De son côté, mademoiselle Carroll était séduite par la perspective d’une saison à Rome et de ces belles chasses au renard que madame Verga lui avait décrites. Et puis, aller à la cour, voir de près ces princes, ces ducs, dont les noms historiques et haut sonnants l’avaient toujours charmée, c’était bien tentant, d’autant plus tentant qu’elle avait un excellent prétexte pour prolonger son séjour en Europe : la santé de sa mère, qui laissait beaucoup à désirer, et qui, d’après l’avis des médecins, exigeait un climat doux et une vie tranquille.

Dans l’imagination des deux femmes, les paroles de la marquise faisaient leur œuvre sourdement et sûrement.

D’Amsterdam, Hélène écrivit à son mari une de ces jolies lettres, toujours pleines d’observations fines et originales. Selon son habitude, elle la saupoudra de tendresse, de mots affectueux. Puis elle finit par exprimer le désir de passer l’hiver en Italie. Elle assura M. Ronald qu’il avait besoin d’un congé, lui aussi, et qu’il ne saurait l’avoir plus agréable qu’à Rome. Elle ne manqua pas de l’amorcer, comme elle se l’était promis, par l’appât des recherches à faire sur le fameux poison des Borgia. Cette épître était un vrai chef-d’œuvre de diplomatie féminine. Elle la glissait sous enveloppe lorsque Dora entra dans sa chambre, un paquet de lettres à la main.

— Avez-vous quelque chose pour la poste ? demanda-t-elle.

— Oui, fit madame Ronald en lui remettant son courrier.

— Je parie que je devine ce que vous écrivez à Henri !

— Eh bien, qu’est-ce que je lui écris ?

— Que vous voulez passer l’hiver en Italie, tout simplement… Je dis la même chose à Jack.

— Oh ! Dody ! c’est mal de votre part !… Moi, je suis mariée, rien n’empêche M. Ronald de venir me rejoindre… tandis que vous…

— Je retarde le malheur de M. Ascott, voilà tout !… Plaisanterie à part, ces messieurs ne seront pas contents. Tant pis ! Cela leur formera le caractère. Je sais bien que nous sommes toujours libres de faire ce que nous voulons ; mais ils peuvent gâter notre plaisir avec des tracasseries, des reproches assommants. Il faut que nous nous soutenions mutuellement… Henri vous donnera du fil à retordre. Vous avez promis de rentrer au mois d’octobre : si vous le désappointez, il sera furieux. Il ne peut pas supporter un manque de parole.
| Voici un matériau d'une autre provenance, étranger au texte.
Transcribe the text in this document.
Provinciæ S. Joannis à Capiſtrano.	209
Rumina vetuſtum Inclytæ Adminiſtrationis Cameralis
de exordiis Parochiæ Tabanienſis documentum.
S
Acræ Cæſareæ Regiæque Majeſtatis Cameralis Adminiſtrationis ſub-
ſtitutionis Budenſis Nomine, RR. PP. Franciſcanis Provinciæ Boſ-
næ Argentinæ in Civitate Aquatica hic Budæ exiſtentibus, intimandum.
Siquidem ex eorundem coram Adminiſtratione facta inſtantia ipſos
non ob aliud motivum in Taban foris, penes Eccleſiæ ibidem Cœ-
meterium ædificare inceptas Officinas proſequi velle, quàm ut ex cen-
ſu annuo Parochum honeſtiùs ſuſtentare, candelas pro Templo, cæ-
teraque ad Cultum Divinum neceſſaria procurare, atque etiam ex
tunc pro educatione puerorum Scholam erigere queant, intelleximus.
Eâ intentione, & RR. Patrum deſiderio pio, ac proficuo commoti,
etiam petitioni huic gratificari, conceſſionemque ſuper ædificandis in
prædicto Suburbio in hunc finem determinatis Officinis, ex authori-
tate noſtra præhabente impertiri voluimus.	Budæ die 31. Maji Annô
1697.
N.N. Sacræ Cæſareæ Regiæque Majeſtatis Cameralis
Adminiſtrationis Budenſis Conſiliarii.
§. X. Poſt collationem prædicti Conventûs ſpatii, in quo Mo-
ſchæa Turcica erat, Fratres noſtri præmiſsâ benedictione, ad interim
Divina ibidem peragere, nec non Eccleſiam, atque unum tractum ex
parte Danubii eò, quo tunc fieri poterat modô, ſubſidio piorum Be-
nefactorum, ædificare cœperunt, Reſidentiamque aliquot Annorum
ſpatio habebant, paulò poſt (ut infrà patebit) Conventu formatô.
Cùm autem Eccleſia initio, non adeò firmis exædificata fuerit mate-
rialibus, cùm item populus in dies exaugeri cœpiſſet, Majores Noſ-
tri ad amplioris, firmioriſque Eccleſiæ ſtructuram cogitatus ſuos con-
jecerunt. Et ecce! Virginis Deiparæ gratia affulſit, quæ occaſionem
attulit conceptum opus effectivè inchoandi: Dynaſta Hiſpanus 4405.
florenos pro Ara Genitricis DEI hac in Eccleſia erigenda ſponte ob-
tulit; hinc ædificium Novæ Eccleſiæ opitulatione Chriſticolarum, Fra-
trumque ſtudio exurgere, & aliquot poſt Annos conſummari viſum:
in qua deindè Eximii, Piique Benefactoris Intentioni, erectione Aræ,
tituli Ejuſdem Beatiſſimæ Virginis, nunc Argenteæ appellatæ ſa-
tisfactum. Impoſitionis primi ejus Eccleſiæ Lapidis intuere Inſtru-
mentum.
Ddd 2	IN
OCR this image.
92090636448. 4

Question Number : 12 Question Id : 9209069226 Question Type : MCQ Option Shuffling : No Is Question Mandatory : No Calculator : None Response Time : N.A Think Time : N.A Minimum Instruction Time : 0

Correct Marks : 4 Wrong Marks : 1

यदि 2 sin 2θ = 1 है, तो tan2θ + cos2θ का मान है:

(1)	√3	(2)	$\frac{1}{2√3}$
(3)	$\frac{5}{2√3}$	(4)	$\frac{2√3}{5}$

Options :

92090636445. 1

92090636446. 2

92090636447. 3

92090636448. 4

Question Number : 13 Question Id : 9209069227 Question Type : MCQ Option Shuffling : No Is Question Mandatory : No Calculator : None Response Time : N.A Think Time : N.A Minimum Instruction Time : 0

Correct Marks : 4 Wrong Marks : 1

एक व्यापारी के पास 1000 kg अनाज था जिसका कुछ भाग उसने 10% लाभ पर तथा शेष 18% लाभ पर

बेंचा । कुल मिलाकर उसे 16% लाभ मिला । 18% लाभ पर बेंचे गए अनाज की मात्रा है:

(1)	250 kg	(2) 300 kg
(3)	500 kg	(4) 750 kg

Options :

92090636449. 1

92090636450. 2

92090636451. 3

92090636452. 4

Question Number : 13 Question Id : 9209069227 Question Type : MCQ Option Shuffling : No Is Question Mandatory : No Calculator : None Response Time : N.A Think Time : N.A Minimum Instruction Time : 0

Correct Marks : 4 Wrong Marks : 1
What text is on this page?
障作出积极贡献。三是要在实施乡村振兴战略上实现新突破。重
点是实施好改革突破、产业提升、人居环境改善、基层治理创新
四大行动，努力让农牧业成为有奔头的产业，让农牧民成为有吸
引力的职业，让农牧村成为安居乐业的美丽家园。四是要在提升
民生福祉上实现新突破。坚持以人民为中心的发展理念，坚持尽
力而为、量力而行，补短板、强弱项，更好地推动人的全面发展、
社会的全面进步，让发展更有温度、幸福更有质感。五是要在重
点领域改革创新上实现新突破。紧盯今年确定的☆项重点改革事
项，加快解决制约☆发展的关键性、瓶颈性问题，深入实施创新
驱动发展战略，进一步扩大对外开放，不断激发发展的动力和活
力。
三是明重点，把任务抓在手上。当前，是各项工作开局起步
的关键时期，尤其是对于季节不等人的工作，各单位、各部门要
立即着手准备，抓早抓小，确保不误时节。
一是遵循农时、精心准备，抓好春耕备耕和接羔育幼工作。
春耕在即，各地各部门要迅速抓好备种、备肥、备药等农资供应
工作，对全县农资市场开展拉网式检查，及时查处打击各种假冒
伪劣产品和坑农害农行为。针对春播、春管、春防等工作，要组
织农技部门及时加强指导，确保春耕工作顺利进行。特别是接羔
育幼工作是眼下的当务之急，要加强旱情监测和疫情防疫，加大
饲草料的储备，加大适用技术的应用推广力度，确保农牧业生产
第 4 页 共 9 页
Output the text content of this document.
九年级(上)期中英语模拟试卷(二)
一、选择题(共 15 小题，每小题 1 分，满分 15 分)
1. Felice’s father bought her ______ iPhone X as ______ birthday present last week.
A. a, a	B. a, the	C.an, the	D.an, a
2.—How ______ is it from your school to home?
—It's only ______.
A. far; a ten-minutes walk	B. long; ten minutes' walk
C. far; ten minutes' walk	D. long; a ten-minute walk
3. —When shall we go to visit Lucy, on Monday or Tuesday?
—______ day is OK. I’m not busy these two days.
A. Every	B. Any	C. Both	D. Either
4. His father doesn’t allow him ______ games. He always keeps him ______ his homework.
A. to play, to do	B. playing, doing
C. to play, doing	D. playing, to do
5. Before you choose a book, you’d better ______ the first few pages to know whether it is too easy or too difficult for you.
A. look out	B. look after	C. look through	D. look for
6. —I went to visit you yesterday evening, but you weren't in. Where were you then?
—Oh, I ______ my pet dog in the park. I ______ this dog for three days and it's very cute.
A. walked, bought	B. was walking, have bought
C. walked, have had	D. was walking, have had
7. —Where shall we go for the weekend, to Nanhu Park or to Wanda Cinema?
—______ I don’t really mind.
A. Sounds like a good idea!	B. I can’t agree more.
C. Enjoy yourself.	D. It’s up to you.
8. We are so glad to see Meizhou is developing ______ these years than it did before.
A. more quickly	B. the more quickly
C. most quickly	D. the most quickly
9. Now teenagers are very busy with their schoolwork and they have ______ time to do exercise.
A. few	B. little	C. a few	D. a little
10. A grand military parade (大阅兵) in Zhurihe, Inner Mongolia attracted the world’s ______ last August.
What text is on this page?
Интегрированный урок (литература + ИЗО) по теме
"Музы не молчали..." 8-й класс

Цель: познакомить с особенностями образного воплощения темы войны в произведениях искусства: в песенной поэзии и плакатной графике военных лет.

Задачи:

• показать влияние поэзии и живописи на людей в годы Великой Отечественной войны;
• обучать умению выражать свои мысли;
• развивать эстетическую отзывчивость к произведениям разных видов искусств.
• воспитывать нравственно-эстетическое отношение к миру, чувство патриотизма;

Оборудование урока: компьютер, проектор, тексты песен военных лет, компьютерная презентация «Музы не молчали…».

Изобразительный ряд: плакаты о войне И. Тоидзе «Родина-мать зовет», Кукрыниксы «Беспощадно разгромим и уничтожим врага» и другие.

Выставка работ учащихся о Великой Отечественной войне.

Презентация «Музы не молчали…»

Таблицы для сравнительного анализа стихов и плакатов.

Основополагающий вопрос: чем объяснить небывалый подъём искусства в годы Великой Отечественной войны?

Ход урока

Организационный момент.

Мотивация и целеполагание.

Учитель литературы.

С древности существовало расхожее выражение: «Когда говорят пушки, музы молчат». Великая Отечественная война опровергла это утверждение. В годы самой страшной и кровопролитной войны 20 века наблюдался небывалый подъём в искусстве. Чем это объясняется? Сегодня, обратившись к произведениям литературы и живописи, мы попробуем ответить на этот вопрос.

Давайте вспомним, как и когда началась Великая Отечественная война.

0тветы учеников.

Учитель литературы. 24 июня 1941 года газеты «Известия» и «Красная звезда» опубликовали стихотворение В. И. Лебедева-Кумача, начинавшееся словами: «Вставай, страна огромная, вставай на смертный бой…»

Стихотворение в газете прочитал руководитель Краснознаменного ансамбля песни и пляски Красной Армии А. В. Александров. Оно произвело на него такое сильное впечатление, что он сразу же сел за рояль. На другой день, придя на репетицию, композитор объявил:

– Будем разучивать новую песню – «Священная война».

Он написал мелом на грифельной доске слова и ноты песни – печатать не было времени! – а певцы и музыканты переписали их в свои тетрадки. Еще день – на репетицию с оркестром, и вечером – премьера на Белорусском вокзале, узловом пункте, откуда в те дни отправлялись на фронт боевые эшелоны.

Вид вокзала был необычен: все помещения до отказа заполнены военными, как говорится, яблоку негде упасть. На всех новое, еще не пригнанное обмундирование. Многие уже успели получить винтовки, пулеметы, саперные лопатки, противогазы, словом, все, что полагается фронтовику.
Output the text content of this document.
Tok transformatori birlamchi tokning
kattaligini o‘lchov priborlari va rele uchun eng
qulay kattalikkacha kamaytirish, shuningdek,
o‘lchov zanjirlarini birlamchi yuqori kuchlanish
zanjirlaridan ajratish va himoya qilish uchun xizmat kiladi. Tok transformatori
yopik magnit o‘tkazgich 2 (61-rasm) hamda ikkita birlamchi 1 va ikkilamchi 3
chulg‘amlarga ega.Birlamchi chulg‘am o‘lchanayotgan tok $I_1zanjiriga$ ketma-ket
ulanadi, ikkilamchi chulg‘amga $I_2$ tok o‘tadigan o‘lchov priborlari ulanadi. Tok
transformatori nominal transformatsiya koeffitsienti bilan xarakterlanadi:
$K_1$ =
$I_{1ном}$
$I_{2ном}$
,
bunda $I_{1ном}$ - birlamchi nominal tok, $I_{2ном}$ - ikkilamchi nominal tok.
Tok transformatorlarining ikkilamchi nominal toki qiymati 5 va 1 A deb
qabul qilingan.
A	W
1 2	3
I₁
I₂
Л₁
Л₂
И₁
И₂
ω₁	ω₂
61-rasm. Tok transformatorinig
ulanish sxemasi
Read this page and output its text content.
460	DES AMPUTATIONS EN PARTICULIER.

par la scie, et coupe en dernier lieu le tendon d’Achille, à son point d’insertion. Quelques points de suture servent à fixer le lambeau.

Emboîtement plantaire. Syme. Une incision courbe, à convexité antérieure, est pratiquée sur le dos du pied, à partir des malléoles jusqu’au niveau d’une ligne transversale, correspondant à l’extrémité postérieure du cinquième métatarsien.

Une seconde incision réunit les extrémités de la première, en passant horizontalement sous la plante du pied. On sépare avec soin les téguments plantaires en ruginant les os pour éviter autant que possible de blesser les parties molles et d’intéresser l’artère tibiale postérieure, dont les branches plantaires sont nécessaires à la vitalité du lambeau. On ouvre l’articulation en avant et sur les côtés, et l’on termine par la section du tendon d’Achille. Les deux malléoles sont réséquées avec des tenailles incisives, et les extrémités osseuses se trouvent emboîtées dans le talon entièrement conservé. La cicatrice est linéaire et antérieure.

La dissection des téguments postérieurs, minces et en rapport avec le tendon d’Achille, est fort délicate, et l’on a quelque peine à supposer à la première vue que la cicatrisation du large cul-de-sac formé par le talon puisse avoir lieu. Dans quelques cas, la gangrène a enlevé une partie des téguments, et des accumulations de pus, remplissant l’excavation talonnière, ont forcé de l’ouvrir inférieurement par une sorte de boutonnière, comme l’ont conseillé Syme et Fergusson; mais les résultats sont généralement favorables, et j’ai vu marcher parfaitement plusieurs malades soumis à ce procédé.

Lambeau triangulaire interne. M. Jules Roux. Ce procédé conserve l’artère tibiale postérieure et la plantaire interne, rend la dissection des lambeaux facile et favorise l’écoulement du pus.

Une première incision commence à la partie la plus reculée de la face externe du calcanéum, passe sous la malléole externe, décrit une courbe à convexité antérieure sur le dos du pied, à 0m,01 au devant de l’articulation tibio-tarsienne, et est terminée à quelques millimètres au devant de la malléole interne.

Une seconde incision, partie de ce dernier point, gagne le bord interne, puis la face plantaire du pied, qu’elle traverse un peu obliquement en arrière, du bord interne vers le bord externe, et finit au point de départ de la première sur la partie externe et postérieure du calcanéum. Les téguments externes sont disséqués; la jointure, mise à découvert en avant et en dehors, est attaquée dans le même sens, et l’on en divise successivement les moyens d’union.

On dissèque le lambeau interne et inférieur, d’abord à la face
Ils sont si terriblement honnêtes, ces Ronald !

Un souffle de révolte enfla légèrement les narines d’Hélène.

— C’est bien, dit-elle, nous verrons.

L’anatomiste qui étudie le corps humain est toujours saisi d’étonnement et d’admiration lorsqu’il voit la minutie des détails qui le composent, le parti que la nature tire de la fibre la plus ténue, de la molécule la plus petite. Dans la destinée des individus la Providence apporte la même prodigieuse recherche. Elle amène de loin, de très loin, les agents qui lui sont nécessaires. D’un mot, d’un regard, d’un geste, elle fait sortir un drame poignant ou une joie divine qui produisent à leur tour une foule de sentiments et qui ont des conséquences incalculables.

La venue à Paris de madame Ronald et de mademoiselle Carroll, leur liaison avec la marquise Verga, la rencontre d’Hélène et du comte Sant’Anna, représentaient déjà un énorme travail providentiel, un écheveau effrayant de circonstances, un concours d’êtres, de choses, de fluides, où se perdrait l’esprit d’un simple romancier, mais dans l’étude desquels le philosophe, le psychologue pourraient facilement se reconnaître et trouver des enseignements, un peu de lumière peut-être.

Chargement de la publicité...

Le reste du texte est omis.